Given the nature of Indian instruments, which are not designed for modulating or playing chord changes, most collaborations between Indian and jazz artists find the Indians with home field advantage; the jazz players have to adapt to them rather than the other way around. This frequently results in quasi-Indian forms, modal mainly, with complex rhythmic cycles borrowed from Indian drumming traditions.
Too often, jazz players are unable to come to grips with the subtleties and complexities of the main classical form of India, the raga. Deepak Ram's new release turns this situation on its head. A master of the Bansuri, or bamboo flute, and a disciple of its leading exponent Hariprasad Chaurasia, Ram has decided to play away from home, as it were -- tackling jazz, or jazz-based, material with a group of jazz musicians. The resulting music is quite remarkable.
The groundwork for this recording was set some years ago when an interviewer asked him about the relationship between jazz and Indian music. Deepak responded: "Jazz and Indian music have one thing in common: improvisation. The first American musicians to respond to the earliest Indian musicians that came to the West were jazz musicians. Miles and Coltrane were drawn to the improvisation." He went on to explain: "In Indian music you explore a raga for a length of time following melodic convention within a set group of notes. But in jazz the set of notes moves all the time. It's possible to play that way on the bansuri, but it's not designed that way. When you improvise in the raga system it is very concentrated. You explore one mood for as much as an hour in a concert. In a piece like 'Giant Steps' every four beats you have to think of something different because the chords are changing, the harmonies are different.
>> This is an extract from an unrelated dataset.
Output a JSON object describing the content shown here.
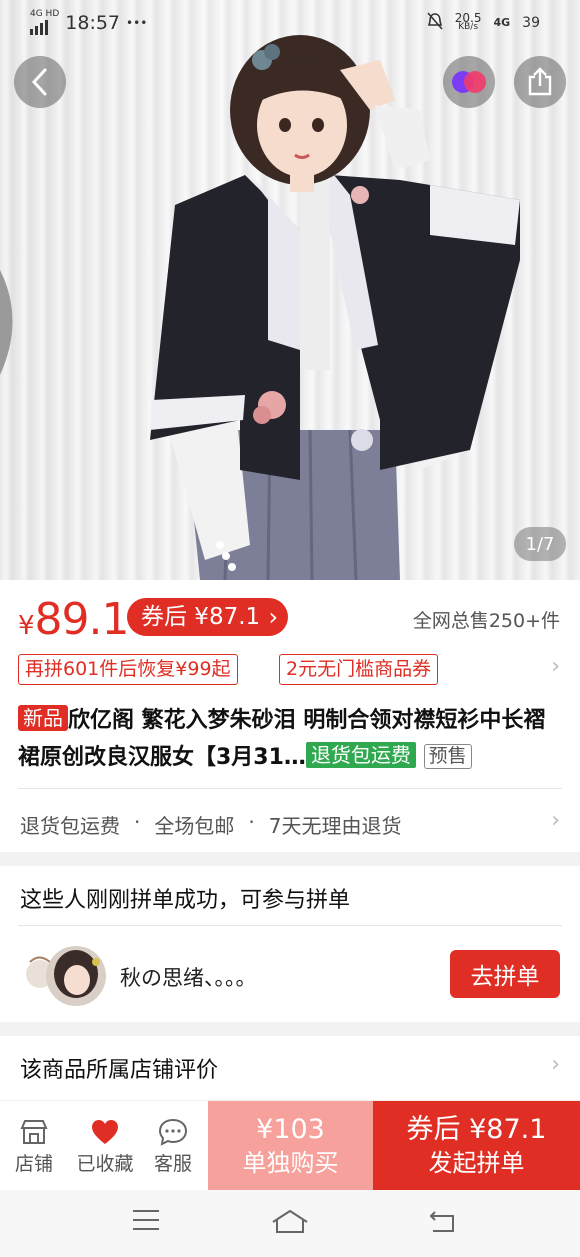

It's a very tricky thing to do."
Having grown up in South Africa and lived in both India and the United States, Ram has been immersed in both jazz and Indian music, more so, perhaps, than most other Indian performers, and while the majority of his recordings have been in the classical tradition he has produced at least two crossover CDs, Flute For Thought and Beauty In Diversity. Steps is something else again.
To appreciate Ram's achievement it is necessary for the reader to understand how the bansuri is constructed. Essentially a simple bamboo tube roughly the size of an alto flute, with seven tone holes, the instrument has no key mechanism of any kind to help the player. All the subtle nuances required in Indian performance require great accuracy in the use of the fingers, closing and half closing the very large tone holes. And it is usually restricted to playing in one scale during an entire performance. To shift rapidly between keys, which is what playing changes amounts to, is, as Ram describes it, a very tricky thing to do.
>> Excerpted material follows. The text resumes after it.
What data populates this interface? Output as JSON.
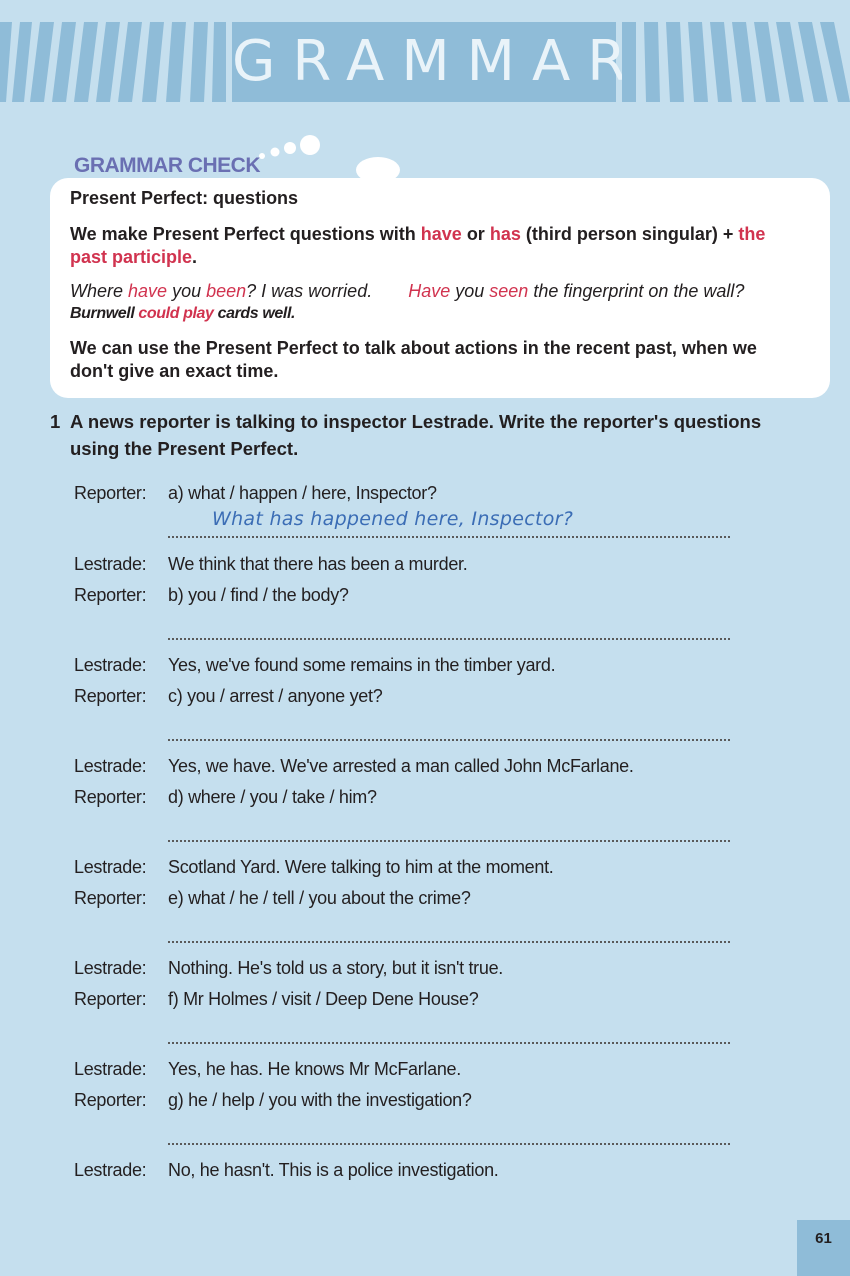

Technical accomplishments, by themselves, are not sufficient to create good music; playing "Giant Steps" on the bansuri could be a mere novelty. But Ram does not try to sound like Hubert Laws playing "Moment's Notice," or Hariprasad playing Raga Yaman; he attempts to create something completely unique. The strength of the bamboo instrument lies in the wonderful warmth of its sound and the graceful swoops and slides -- glissandi and portamenti -- of which it is capable. Deepak takes these qualities and, quite simply, swoops and slides through the changes, laying his ornate lines over the more hard-edged accompaniment provided by his rhythm section. His choice of both instrumentation and personnel is critical in this regard. And Juris is the ideal foil for Ram here. He doesn't attempt to sound Indian. Rather he works from the jazz side of the relationship, retaining just the right amount of harmonic color with a touch of blues tonality. Haddad is equally adept at finding the right percussive touch and Marino is a secure anchor throughout.
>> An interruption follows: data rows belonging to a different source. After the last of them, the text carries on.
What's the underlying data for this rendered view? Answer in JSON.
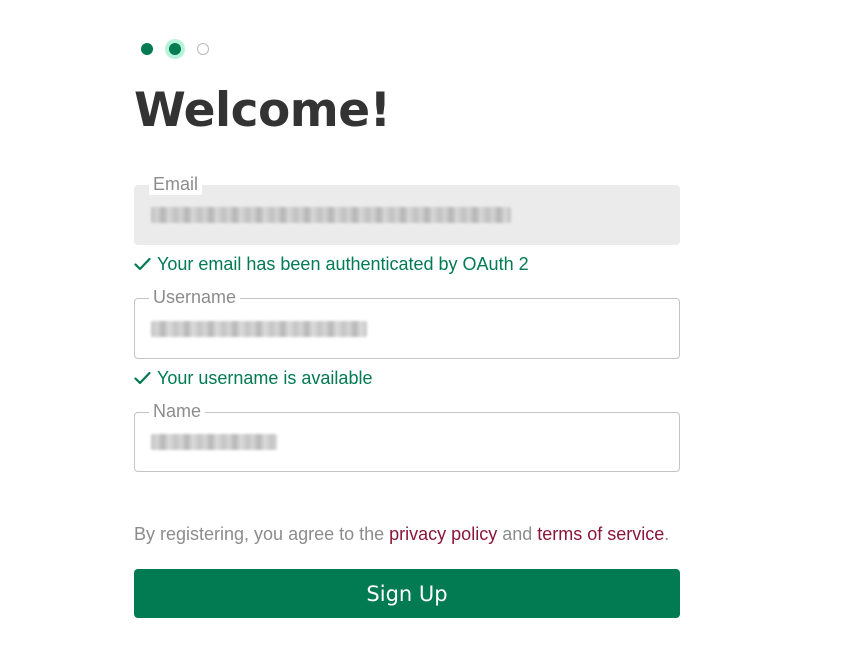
{
  "steps": [
    {
      "state": "done"
    },
    {
      "state": "current"
    },
    {
      "state": "pending"
    }
  ],
  "title": "Welcome!",
  "email": {
    "label": "Email",
    "value": "••••••••••••••••••••••••",
    "hint": "Your email has been authenticated by OAuth 2"
  },
  "username": {
    "label": "Username",
    "value": "•••••••••••••••",
    "hint": "Your username is available"
  },
  "name": {
    "label": "Name",
    "value": "••••••••"
  },
  "agreement": {
    "prefix": "By registering, you agree to the ",
    "privacy_link": "privacy policy",
    "middle": " and ",
    "terms_link": "terms of service",
    "suffix": "."
  },
  "signup_button": "Sign Up",
  "colors": {
    "accent": "#027a52",
    "link": "#8a1538",
    "muted": "#8c8c8c",
    "title": "#333333"
  }
}
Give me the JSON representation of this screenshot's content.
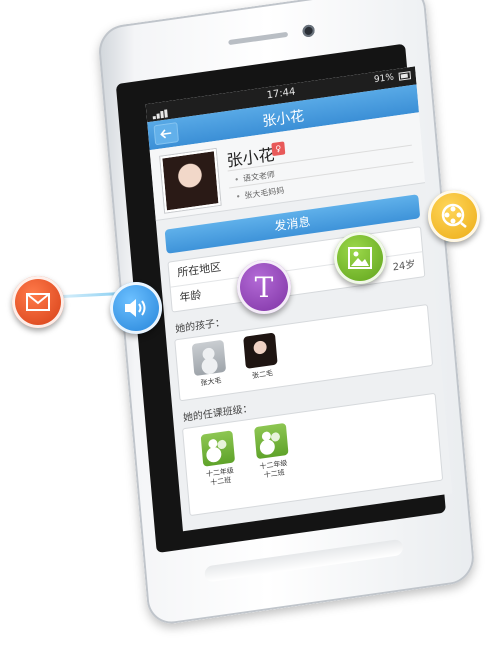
{
  "status_bar": {
    "time": "17:44",
    "battery": "91%"
  },
  "header": {
    "title": "张小花"
  },
  "profile": {
    "name": "张小花",
    "lines": [
      "语文老师",
      "张大毛妈妈"
    ]
  },
  "actions": {
    "send_message": "发消息"
  },
  "info_rows": [
    {
      "label": "所在地区",
      "value": ""
    },
    {
      "label": "年龄",
      "value": "24岁"
    }
  ],
  "children_section": {
    "label": "她的孩子：",
    "children": [
      "张大毛",
      "张二毛"
    ]
  },
  "classes_section": {
    "label": "她的任课班级：",
    "classes": [
      {
        "line1": "十二年级",
        "line2": "十二班"
      },
      {
        "line1": "十二年级",
        "line2": "十二班"
      }
    ]
  },
  "floating_icons": [
    {
      "name": "mail-icon",
      "color": "#e04a1f"
    },
    {
      "name": "speaker-icon",
      "color": "#2e8fe0"
    },
    {
      "name": "text-icon",
      "color": "#8d3fb0",
      "glyph": "T"
    },
    {
      "name": "image-icon",
      "color": "#6fb321"
    },
    {
      "name": "video-icon",
      "color": "#f3b81a"
    }
  ],
  "colors": {
    "accent": "#3b8fd6",
    "green": "#6fb321"
  }
}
From the outset, it is clear that Ram & Co. are going to approach the material in their own way. The Bossa Nova vamp that open the first track introduces their version of "Giant Steps" which is totally different than Coltrane's. This is followed by the first of Ram's original compositions, "Madiba's Dance," composed in honor of Nelson Mendala. With Juris laying out it has the feeling of a Bengali folk song. The other standards receive equally distinctive treatments while Ram's other original "Blues"and Darius Brubeck's "October" hover tantalizingly between Indian and jazz genres.
"The greatest thing gained by doing Steps is I have this newfound love for jazz," was Deepak's comments upon completing the session. " You can take ten jazz standards and spend your whole life on them, like ten ragas. It keeps evolving as you mature." Let's hope that Steps will lead jazz listeners to an equally open-minded exploration of Indian and other world music traditions.